Mesothelioma | One Year to Live - John's Story

Описание к видео Mesothelioma | One Year to Live - John's Story

Grandfather and former teacher, John Slade, was told he had one year to live when he went for a check-up with his GP.

Here John shares his experience of living with mesothelioma to give hope to others.

For confidential legal advice with a specialist asbestos solicitor, call Slater and Gordon Lawyers today on 0808 175 7783, or contact us online at https://www.slatergordon.co.uk/contac...

Transcript:

From the early 1990s I’ve known there is something wrong with me. Very slight to begin with and it was headaches and tiredness and I’d been to the GPs, I’ve had private appointments, I’ve even had a brain scan and I was finding myself in more and more discomfort. In the end my wife persuaded me again to go and see the doctor, and she listened to my chest and said, “Do not go home. Go straight to the hospital. There’s something seriously wrong here.” The consultant turned up and she told me quite blankly that I had less than a year to live. So I was in considerable shock then. It seemed rather sudden. And they diagnosed mesothelioma.
I was a history teacher at Richard Taunton College for a very short time. I got myself trained in pottery. I loved it. I joined the college in 1974 and I was teaching pottery there by the late 70s and we moved to the hut where I think there was a lot of asbestos. The insulation, the inner cladding on the walls was coming away and there was a real rot of nasty, dusty stuff. Particularly unloading the kilns we’d used very worn asbestos gloves to do this.
It’s very very difficult for my wife I believe.

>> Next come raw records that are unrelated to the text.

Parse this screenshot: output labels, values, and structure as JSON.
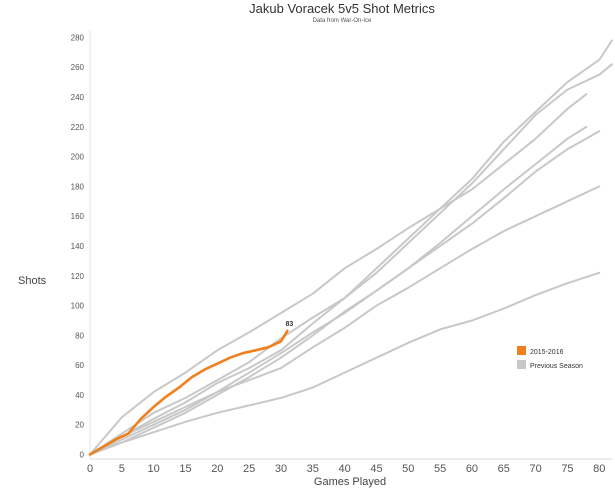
{
  "chart_data": {
    "type": "line",
    "title": "Jakub Voracek 5v5 Shot Metrics",
    "subtitle": "Data from War-On-Ice",
    "xlabel": "Games Played",
    "ylabel": "Shots",
    "xlim": [
      0,
      82
    ],
    "ylim": [
      -3,
      285
    ],
    "xticks": [
      0,
      5,
      10,
      15,
      20,
      25,
      30,
      35,
      40,
      45,
      50,
      55,
      60,
      65,
      70,
      75,
      80
    ],
    "yticks": [
      0,
      20,
      40,
      60,
      80,
      100,
      120,
      140,
      160,
      180,
      200,
      220,
      240,
      260,
      280
    ],
    "legend": [
      {
        "label": "2015-2016",
        "color": "#f07f1d"
      },
      {
        "label": "Previous Season",
        "color": "#c8c8c8"
      }
    ],
    "colors": {
      "current": "#f07f1d",
      "previous": "#c8c8c8"
    },
    "annotation": {
      "x": 31,
      "y": 83,
      "text": "83"
    },
    "series": [
      {
        "name": "2015-2016",
        "x": [
          0,
          2,
          4,
          6,
          8,
          10,
          12,
          14,
          16,
          18,
          20,
          22,
          24,
          26,
          28,
          30,
          31
        ],
        "y": [
          0,
          5,
          10,
          14,
          24,
          32,
          39,
          45,
          52,
          57,
          61,
          65,
          68,
          70,
          72,
          76,
          83
        ]
      },
      {
        "name": "Previous Season A",
        "x": [
          0,
          5,
          10,
          15,
          20,
          25,
          30,
          35,
          40,
          45,
          50,
          55,
          60,
          65,
          70,
          75,
          78
        ],
        "y": [
          0,
          25,
          42,
          55,
          70,
          82,
          95,
          108,
          125,
          138,
          152,
          165,
          178,
          195,
          212,
          232,
          242
        ]
      },
      {
        "name": "Previous Season B",
        "x": [
          0,
          5,
          10,
          15,
          20,
          25,
          30,
          35,
          40,
          45,
          50,
          55,
          60,
          65,
          70,
          75,
          80,
          82
        ],
        "y": [
          0,
          14,
          28,
          38,
          50,
          62,
          78,
          92,
          105,
          122,
          142,
          162,
          182,
          205,
          228,
          245,
          255,
          262
        ]
      },
      {
        "name": "Previous Season C",
        "x": [
          0,
          5,
          10,
          15,
          20,
          25,
          30,
          35,
          40,
          45,
          50,
          55,
          60,
          65,
          70,
          75,
          80,
          82
        ],
        "y": [
          0,
          12,
          24,
          35,
          48,
          58,
          70,
          88,
          105,
          125,
          145,
          165,
          185,
          210,
          230,
          250,
          265,
          278
        ]
      },
      {
        "name": "Previous Season D",
        "x": [
          0,
          5,
          10,
          15,
          20,
          25,
          30,
          35,
          40,
          45,
          50,
          55,
          60,
          65,
          70,
          75,
          78
        ],
        "y": [
          0,
          10,
          20,
          30,
          42,
          55,
          68,
          82,
          95,
          110,
          125,
          142,
          160,
          178,
          195,
          212,
          220
        ]
      },
      {
        "name": "Previous Season E",
        "x": [
          0,
          5,
          10,
          15,
          20,
          25,
          30,
          35,
          40,
          45,
          50,
          55,
          60,
          65,
          70,
          75,
          80
        ],
        "y": [
          0,
          8,
          18,
          28,
          40,
          52,
          65,
          80,
          96,
          110,
          125,
          140,
          155,
          172,
          190,
          205,
          217
        ]
      },
      {
        "name": "Previous Season F",
        "x": [
          0,
          5,
          10,
          15,
          20,
          25,
          30,
          35,
          40,
          45,
          50,
          55,
          60,
          65,
          70,
          75,
          80
        ],
        "y": [
          0,
          12,
          22,
          32,
          42,
          50,
          58,
          72,
          85,
          100,
          112,
          125,
          138,
          150,
          160,
          170,
          180
        ]
      },
      {
        "name": "Previous Season G",
        "x": [
          0,
          5,
          10,
          15,
          20,
          25,
          30,
          35,
          40,
          45,
          50,
          55,
          60,
          65,
          70,
          75,
          80
        ],
        "y": [
          0,
          8,
          15,
          22,
          28,
          33,
          38,
          45,
          55,
          65,
          75,
          84,
          90,
          98,
          107,
          115,
          122
        ]
      }
    ]
  }
}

Imagine having to look at someone who you do have great affection for and you see them without any reason, without anything they’ve done being the cause, see them actually fading away.
In all fairness I think my wife ought to have some sort of compensation for not having me around. I think it’s quite wrong that by the 1980s when the dangers of asbestos were really well known, authorities were still permitting staff, for whom they were responsible, to work in what were basically unsafe conditions. So I brought the legal action, really, so that something can be done about the general situation. It is in order that those people who are in the same situation as me should not suffer so much.
And since then I’ve been making things out of wood.
I can’t imagine a week going by when I don’t make something. Because you’ve got the pre-existence of the wood. You’ve got all sorts of things: life in the wood, which you can bring out as you’re carving it.
And above all I make elephants.
My granddaughter asked for an elephant, so I made one and I enjoyed making it so much I thought I would become expert at making elephants.
Do everything that you can do to just accept that sometimes you might have to do a little bit less of it and you might have to do it a bit more slowly but just keep on doing it.
And take all of the enjoyment out of things that you possibly can.